Try Pentaho Data Integration and Analytics

Version
9.3.x
Audience
anonymous
Part Number
MK-95PDIA000-11
Jobs are used to coordinate ETL activities such as:
  • Defining the flow and dependencies that control the linear order for the transformations to run.
  • Preparing for execution by checking conditions such as, "Is my source file available?" or "Does a table exist?"
  • Performing bulk load database operations.
  • Assisting file management, such as posting or retrieving files using FTP, copying files, and deleting files.
  • Sending success or failure notifications through email.
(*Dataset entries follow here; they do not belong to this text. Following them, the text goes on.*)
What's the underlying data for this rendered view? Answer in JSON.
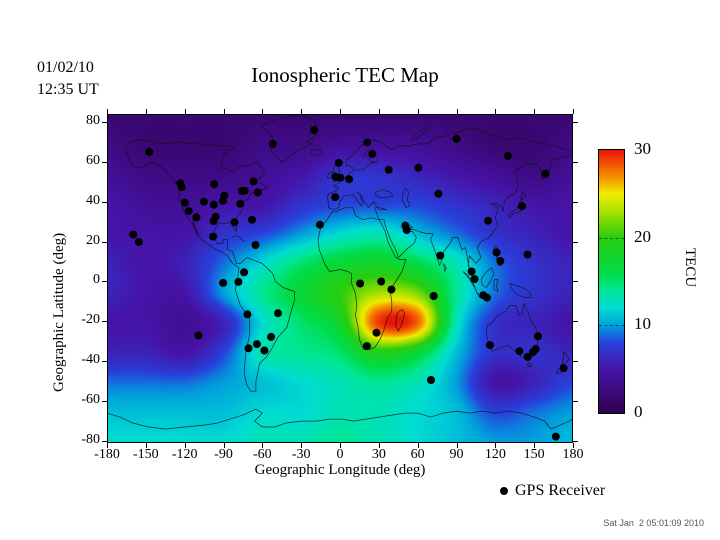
{
  "header": {
    "date": "01/02/10",
    "time": "12:35 UT",
    "title": "Ionospheric TEC Map"
  },
  "axes": {
    "x_label": "Geographic Longitude (deg)",
    "y_label": "Geographic Latitude (deg)",
    "x_ticks": [
      -180,
      -150,
      -120,
      -90,
      -60,
      -30,
      0,
      30,
      60,
      90,
      120,
      150,
      180
    ],
    "y_ticks": [
      80,
      60,
      40,
      20,
      0,
      -20,
      -40,
      -60,
      -80
    ]
  },
  "colorbar": {
    "label": "TECU",
    "ticks": [
      30,
      20,
      10,
      0
    ],
    "min": 0,
    "max": 30,
    "dashed_lines_at": [
      10,
      20
    ],
    "stops": [
      {
        "v": 0,
        "c": "#320050"
      },
      {
        "v": 5,
        "c": "#4613a8"
      },
      {
        "v": 8,
        "c": "#2841dc"
      },
      {
        "v": 10,
        "c": "#00a0dc"
      },
      {
        "v": 12,
        "c": "#00dcd2"
      },
      {
        "v": 14,
        "c": "#00e696"
      },
      {
        "v": 16,
        "c": "#00dc46"
      },
      {
        "v": 20,
        "c": "#28cd0f"
      },
      {
        "v": 23,
        "c": "#aae100"
      },
      {
        "v": 25,
        "c": "#f0eb00"
      },
      {
        "v": 27,
        "c": "#f58c00"
      },
      {
        "v": 29,
        "c": "#f03c05"
      },
      {
        "v": 30,
        "c": "#e6140a"
      }
    ]
  },
  "legend": {
    "marker": "black-dot",
    "label": "GPS Receiver"
  },
  "footer": {
    "timestamp": "Sat Jan  2 05:01:09 2010"
  },
  "chart_data": {
    "type": "heatmap",
    "title": "Ionospheric TEC Map",
    "units": "TECU",
    "xlabel": "Geographic Longitude (deg)",
    "ylabel": "Geographic Latitude (deg)",
    "xlim": [
      -180,
      180
    ],
    "ylim": [
      -81,
      84
    ],
    "value_range": [
      0,
      30
    ],
    "grid_lon": [
      -180,
      -150,
      -120,
      -90,
      -60,
      -30,
      0,
      30,
      60,
      90,
      120,
      150,
      180
    ],
    "grid_lat": [
      84,
      69,
      54,
      39,
      24,
      9,
      -6,
      -21,
      -36,
      -51,
      -66,
      -81
    ],
    "tec_values": [
      [
        2,
        2,
        2,
        2,
        2,
        2,
        2,
        2,
        2,
        2,
        2,
        2,
        2
      ],
      [
        3,
        2,
        2,
        2,
        3,
        3,
        4,
        4,
        4,
        3,
        2,
        2,
        3
      ],
      [
        4,
        3,
        3,
        3,
        4,
        5,
        7,
        7,
        6,
        5,
        4,
        3,
        4
      ],
      [
        5,
        4,
        4,
        5,
        5,
        7,
        8,
        8,
        8,
        7,
        6,
        5,
        5
      ],
      [
        5,
        5,
        5,
        7,
        8,
        10,
        12,
        13,
        11,
        9,
        7,
        6,
        5
      ],
      [
        6,
        5,
        6,
        9,
        12,
        15,
        17,
        18,
        16,
        13,
        9,
        7,
        6
      ],
      [
        6,
        5,
        5,
        10,
        14,
        17,
        20,
        23,
        22,
        14,
        9,
        7,
        6
      ],
      [
        5,
        5,
        4,
        6,
        12,
        15,
        18,
        29,
        28,
        13,
        7,
        6,
        5
      ],
      [
        6,
        6,
        5,
        8,
        13,
        14,
        15,
        19,
        17,
        11,
        7,
        7,
        6
      ],
      [
        9,
        9,
        9,
        10,
        11,
        12,
        13,
        14,
        13,
        10,
        5,
        6,
        8
      ],
      [
        11,
        11,
        11,
        11,
        12,
        12,
        13,
        13,
        12,
        11,
        8,
        9,
        10
      ],
      [
        12,
        12,
        12,
        12,
        13,
        13,
        14,
        13,
        12,
        11,
        10,
        10,
        11
      ]
    ],
    "gps_receivers": [
      [
        -147.5,
        65
      ],
      [
        -52,
        69
      ],
      [
        -20,
        76
      ],
      [
        -123.3,
        49.3
      ],
      [
        -122.3,
        47.3
      ],
      [
        -119.8,
        39.5
      ],
      [
        -116.9,
        35.3
      ],
      [
        -110.9,
        32.2
      ],
      [
        -105.2,
        40
      ],
      [
        -97.5,
        38.5
      ],
      [
        -97.3,
        48.8
      ],
      [
        -89.4,
        43.1
      ],
      [
        -90.5,
        40.5
      ],
      [
        -75.7,
        45.4
      ],
      [
        -73.6,
        45.5
      ],
      [
        -66.8,
        50.2
      ],
      [
        -63.6,
        44.7
      ],
      [
        -77,
        39
      ],
      [
        -68,
        31
      ],
      [
        -81.5,
        29.7
      ],
      [
        -97.7,
        30.3
      ],
      [
        -96,
        32.5
      ],
      [
        -98,
        22.5
      ],
      [
        -65.3,
        18.3
      ],
      [
        -159.7,
        23.5
      ],
      [
        -155.4,
        19.8
      ],
      [
        -74.1,
        4.6
      ],
      [
        -78.5,
        -0.2
      ],
      [
        -90.3,
        -0.7
      ],
      [
        -71.5,
        -16.5
      ],
      [
        -47.9,
        -15.9
      ],
      [
        -53.2,
        -27.8
      ],
      [
        -70.7,
        -33.5
      ],
      [
        -64.2,
        -31.4
      ],
      [
        -58.4,
        -34.6
      ],
      [
        -109.4,
        -27.1
      ],
      [
        21,
        69.7
      ],
      [
        25,
        64
      ],
      [
        -1,
        59.5
      ],
      [
        -3.5,
        52.5
      ],
      [
        0.3,
        52
      ],
      [
        7,
        51.3
      ],
      [
        -3.7,
        42.3
      ],
      [
        37.6,
        56
      ],
      [
        60.6,
        57
      ],
      [
        -15.5,
        28.5
      ],
      [
        50.5,
        28
      ],
      [
        51.5,
        25.8
      ],
      [
        76,
        44
      ],
      [
        90,
        71.5
      ],
      [
        129.7,
        63
      ],
      [
        158.7,
        54
      ],
      [
        140.6,
        37.8
      ],
      [
        114.3,
        30.5
      ],
      [
        77.5,
        13
      ],
      [
        121,
        14.6
      ],
      [
        123.9,
        10.3
      ],
      [
        144.9,
        13.5
      ],
      [
        101.7,
        5
      ],
      [
        104,
        1.2
      ],
      [
        15.5,
        -1
      ],
      [
        31.8,
        0
      ],
      [
        39.7,
        -4
      ],
      [
        72.4,
        -7.3
      ],
      [
        28.2,
        -25.7
      ],
      [
        20.8,
        -32.4
      ],
      [
        70.3,
        -49.4
      ],
      [
        110.7,
        -6.9
      ],
      [
        113.6,
        -8.1
      ],
      [
        115.9,
        -31.9
      ],
      [
        138.6,
        -34.9
      ],
      [
        145,
        -37.8
      ],
      [
        149.1,
        -35.3
      ],
      [
        151.2,
        -33.9
      ],
      [
        153,
        -27.5
      ],
      [
        172.7,
        -43.5
      ],
      [
        166.7,
        -77.8
      ]
    ]
  }
}
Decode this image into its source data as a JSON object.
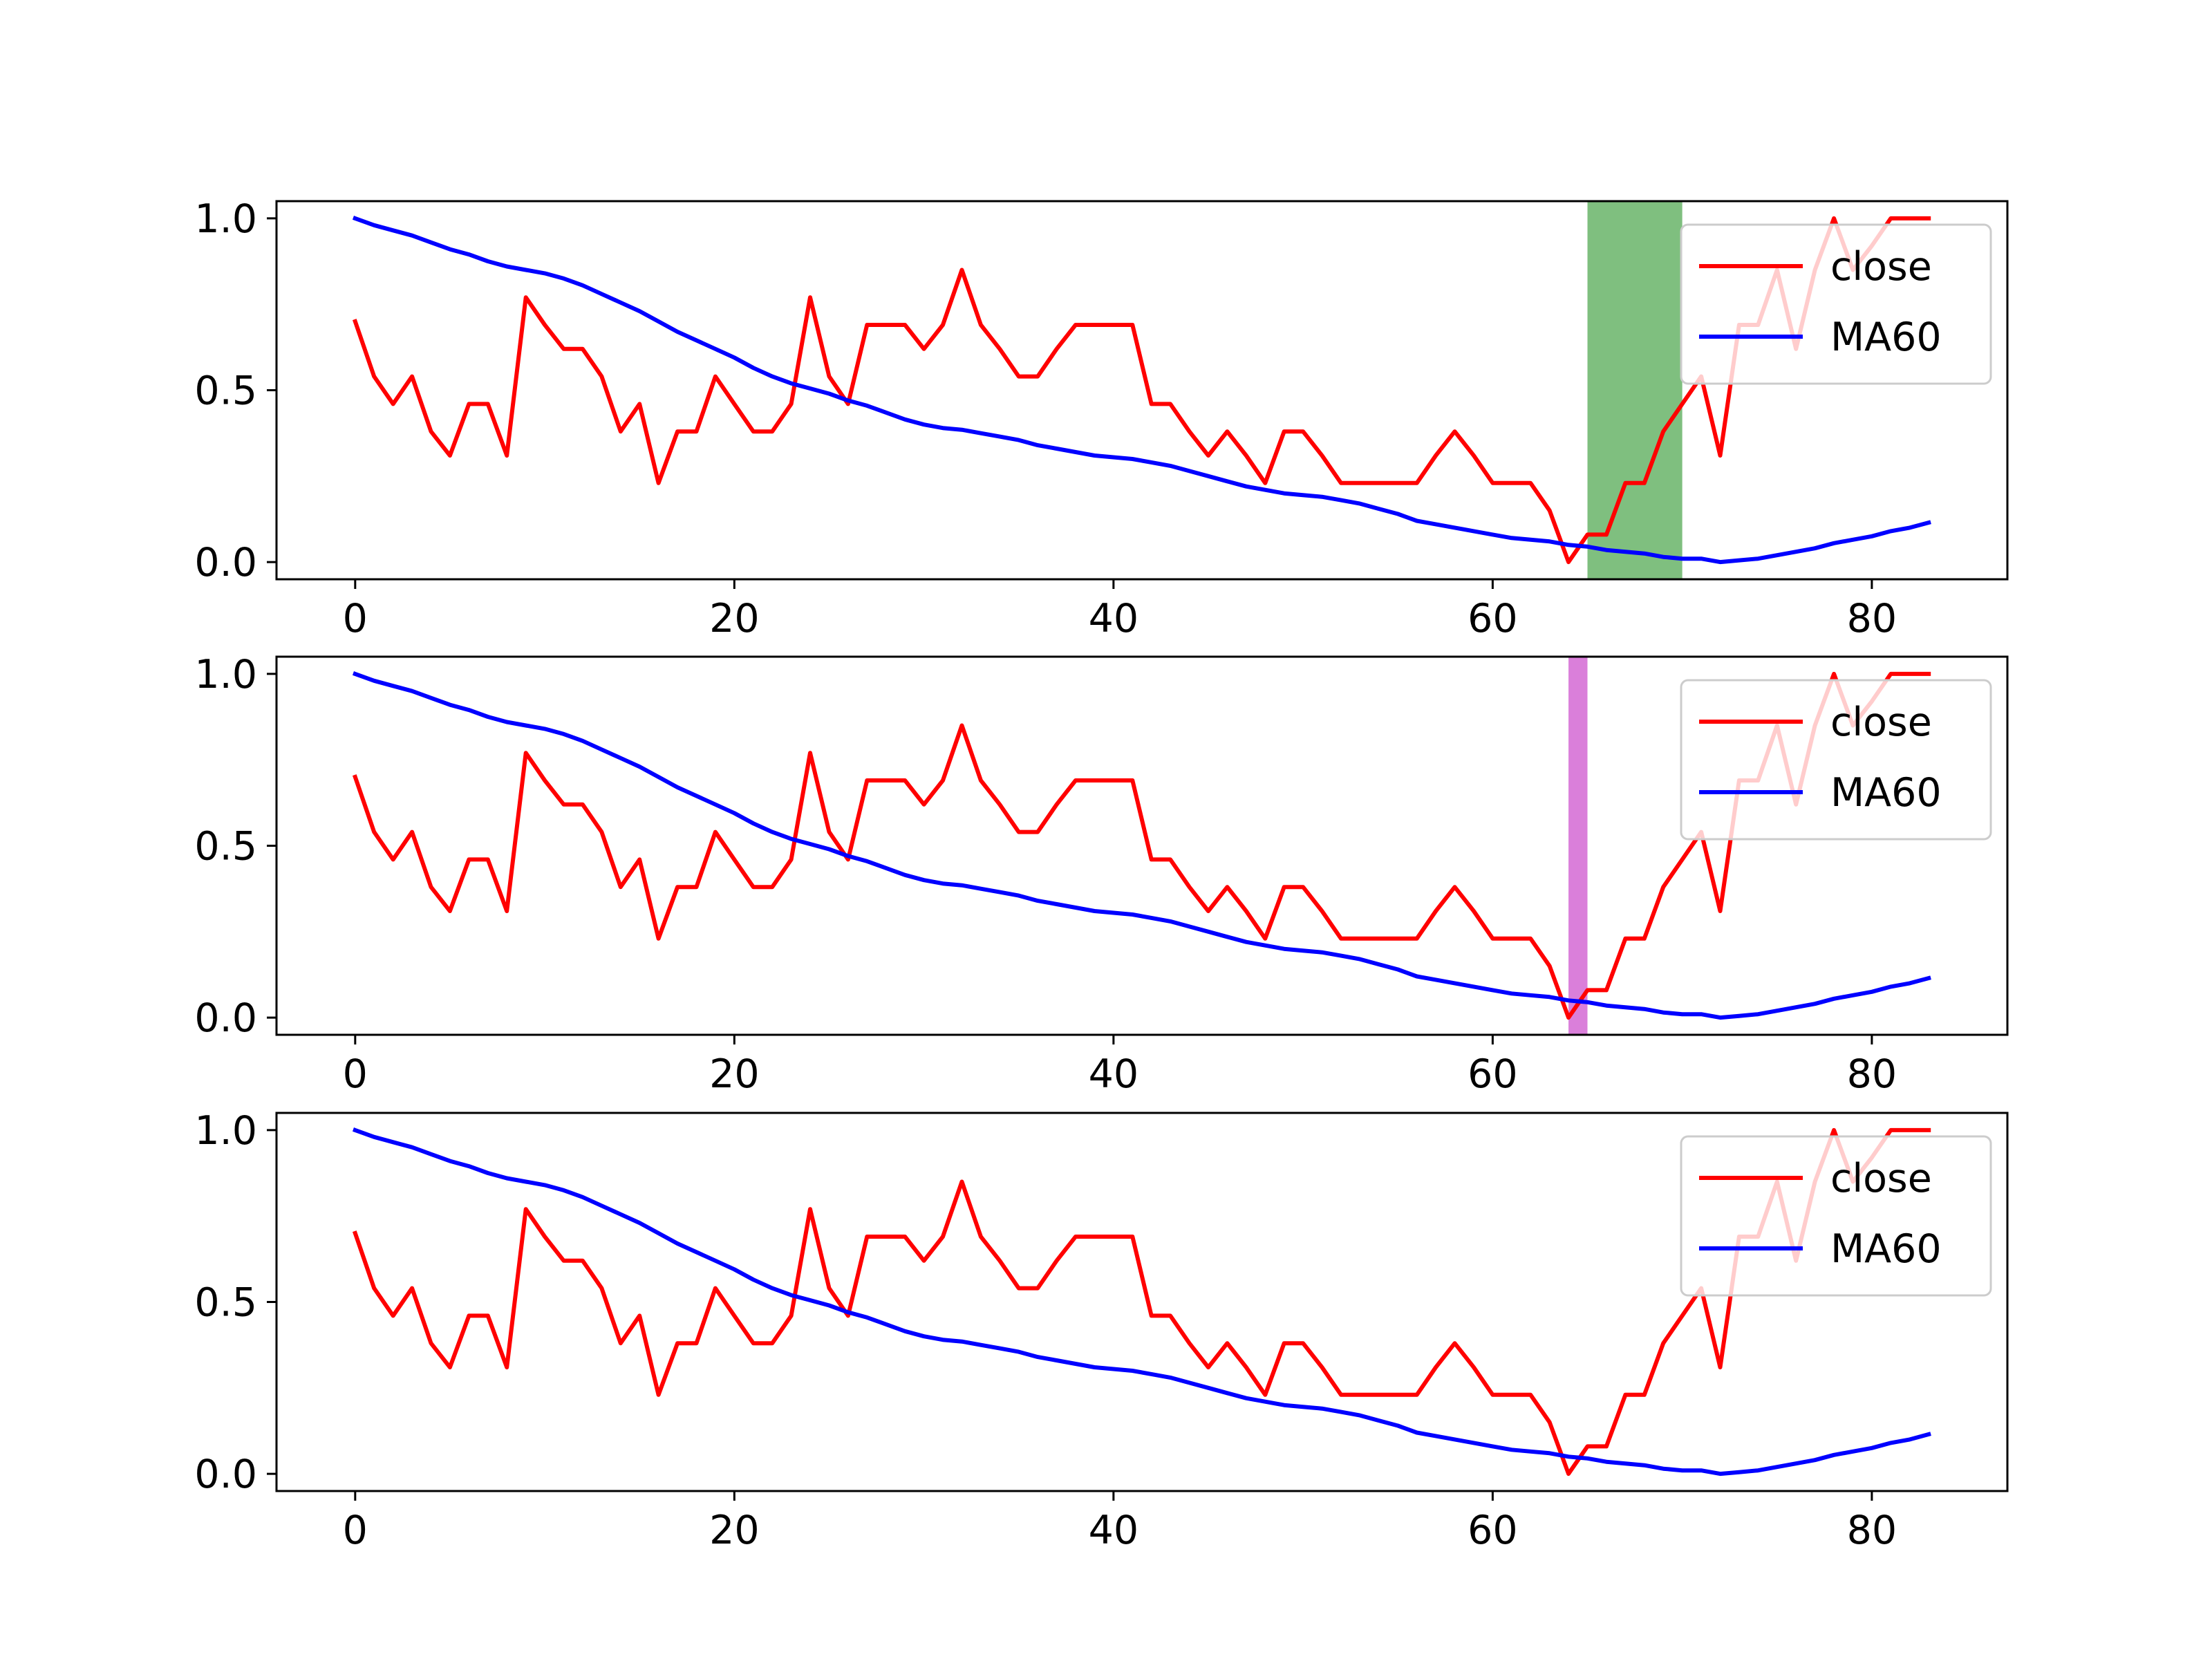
{
  "chart_data": [
    {
      "type": "line",
      "xlim": [
        -4.15,
        87.15
      ],
      "ylim": [
        -0.05,
        1.05
      ],
      "xticks": [
        0,
        20,
        40,
        60,
        80
      ],
      "yticks": [
        0.0,
        0.5,
        1.0
      ],
      "ytick_labels": [
        "0.0",
        "0.5",
        "1.0"
      ],
      "legend_position": "upper right",
      "highlight": {
        "x0": 65,
        "x1": 70,
        "color": "#7fbf7f"
      },
      "series": [
        {
          "name": "close",
          "color": "#ff0000"
        },
        {
          "name": "MA60",
          "color": "#0000ff"
        }
      ]
    },
    {
      "type": "line",
      "xlim": [
        -4.15,
        87.15
      ],
      "ylim": [
        -0.05,
        1.05
      ],
      "xticks": [
        0,
        20,
        40,
        60,
        80
      ],
      "yticks": [
        0.0,
        0.5,
        1.0
      ],
      "ytick_labels": [
        "0.0",
        "0.5",
        "1.0"
      ],
      "legend_position": "upper right",
      "highlight": {
        "x0": 64,
        "x1": 65,
        "color": "#da7fda"
      },
      "series": [
        {
          "name": "close",
          "color": "#ff0000"
        },
        {
          "name": "MA60",
          "color": "#0000ff"
        }
      ]
    },
    {
      "type": "line",
      "xlim": [
        -4.15,
        87.15
      ],
      "ylim": [
        -0.05,
        1.05
      ],
      "xticks": [
        0,
        20,
        40,
        60,
        80
      ],
      "yticks": [
        0.0,
        0.5,
        1.0
      ],
      "ytick_labels": [
        "0.0",
        "0.5",
        "1.0"
      ],
      "legend_position": "upper right",
      "highlight": null,
      "series": [
        {
          "name": "close",
          "color": "#ff0000"
        },
        {
          "name": "MA60",
          "color": "#0000ff"
        }
      ]
    }
  ],
  "series_values": {
    "close": [
      0.7,
      0.54,
      0.46,
      0.54,
      0.38,
      0.31,
      0.46,
      0.46,
      0.31,
      0.77,
      0.69,
      0.62,
      0.62,
      0.54,
      0.38,
      0.46,
      0.23,
      0.38,
      0.38,
      0.54,
      0.46,
      0.38,
      0.38,
      0.46,
      0.77,
      0.54,
      0.46,
      0.69,
      0.69,
      0.69,
      0.62,
      0.69,
      0.85,
      0.69,
      0.62,
      0.54,
      0.54,
      0.62,
      0.69,
      0.69,
      0.69,
      0.69,
      0.46,
      0.46,
      0.38,
      0.31,
      0.38,
      0.31,
      0.23,
      0.38,
      0.38,
      0.31,
      0.23,
      0.23,
      0.23,
      0.23,
      0.23,
      0.31,
      0.38,
      0.31,
      0.23,
      0.23,
      0.23,
      0.15,
      0.0,
      0.08,
      0.08,
      0.23,
      0.23,
      0.38,
      0.46,
      0.54,
      0.31,
      0.69,
      0.69,
      0.85,
      0.62,
      0.85,
      1.0,
      0.85,
      0.92,
      1.0,
      1.0,
      1.0
    ],
    "MA60": [
      1.0,
      0.98,
      0.965,
      0.95,
      0.93,
      0.91,
      0.895,
      0.875,
      0.86,
      0.85,
      0.84,
      0.825,
      0.805,
      0.78,
      0.755,
      0.73,
      0.7,
      0.67,
      0.645,
      0.62,
      0.595,
      0.565,
      0.54,
      0.52,
      0.505,
      0.49,
      0.47,
      0.455,
      0.435,
      0.415,
      0.4,
      0.39,
      0.385,
      0.375,
      0.365,
      0.355,
      0.34,
      0.33,
      0.32,
      0.31,
      0.305,
      0.3,
      0.29,
      0.28,
      0.265,
      0.25,
      0.235,
      0.22,
      0.21,
      0.2,
      0.195,
      0.19,
      0.18,
      0.17,
      0.155,
      0.14,
      0.12,
      0.11,
      0.1,
      0.09,
      0.08,
      0.07,
      0.065,
      0.06,
      0.05,
      0.045,
      0.035,
      0.03,
      0.025,
      0.015,
      0.01,
      0.01,
      0.0,
      0.005,
      0.01,
      0.02,
      0.03,
      0.04,
      0.055,
      0.065,
      0.075,
      0.09,
      0.1,
      0.115
    ]
  }
}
For this part of the tutorial, imagine that an external system is responsible for placing your sales_data.csv input in its source location every Saturday night at 9 p.m. You want to create a job that will verify that the file has arrived and then run the transformation to load the records into the database. In a subsequent exercise, you will schedule the job to run every Sunday morning at 9 a.m.

The following steps assume that you have built a Getting Started transformation as described in Step 1: Extract and load data of the tutorial.

  1. Go to File > New > Job.

    PDI job window
  2. Expand the General folder and drag a Start job entry onto the canvas.
    The Start job entry defines where the execution will begin.
    Note: Jobs run in a sequential order of steps and transformations can run in a parallel order of steps.
  3. Expand the Conditions folder and add a File Exists job entry.
  4. Draw a hop from the Start job entry to the File Exists job entry.

    Draw hop from Start to File exists
  5. Double-click the File Exists job entry to open its properties dialog box. Click Browse and set the filter near the bottom of the window to All Files. Select the sales_data.csv from the following directory: ...\design-tools\data-integration\samples\transformations\files.
  6. Click OK to exit the Open File window.
  7. Click OK to exit the Check if a file exists window.
  8. Expand the General folder and add a Transformation job entry.
  9. Draw a hop between the File Exists and the Transformation job entries.
  10. Double-click the Transformation job entry to open its properties dialog box.
  11. Click Browse to open the Select repository object window. Browse to and select the Getting Started transformation.
  12. Click OK to close the Transformation window.
  13. Save your job as Sample Job.
  14. Click Run icon in the toolbar. When the Run Options window appears, select Local environment type and click Run. The Execution Results panel should open showing you the job metrics and log information for the job execution.

    Job sample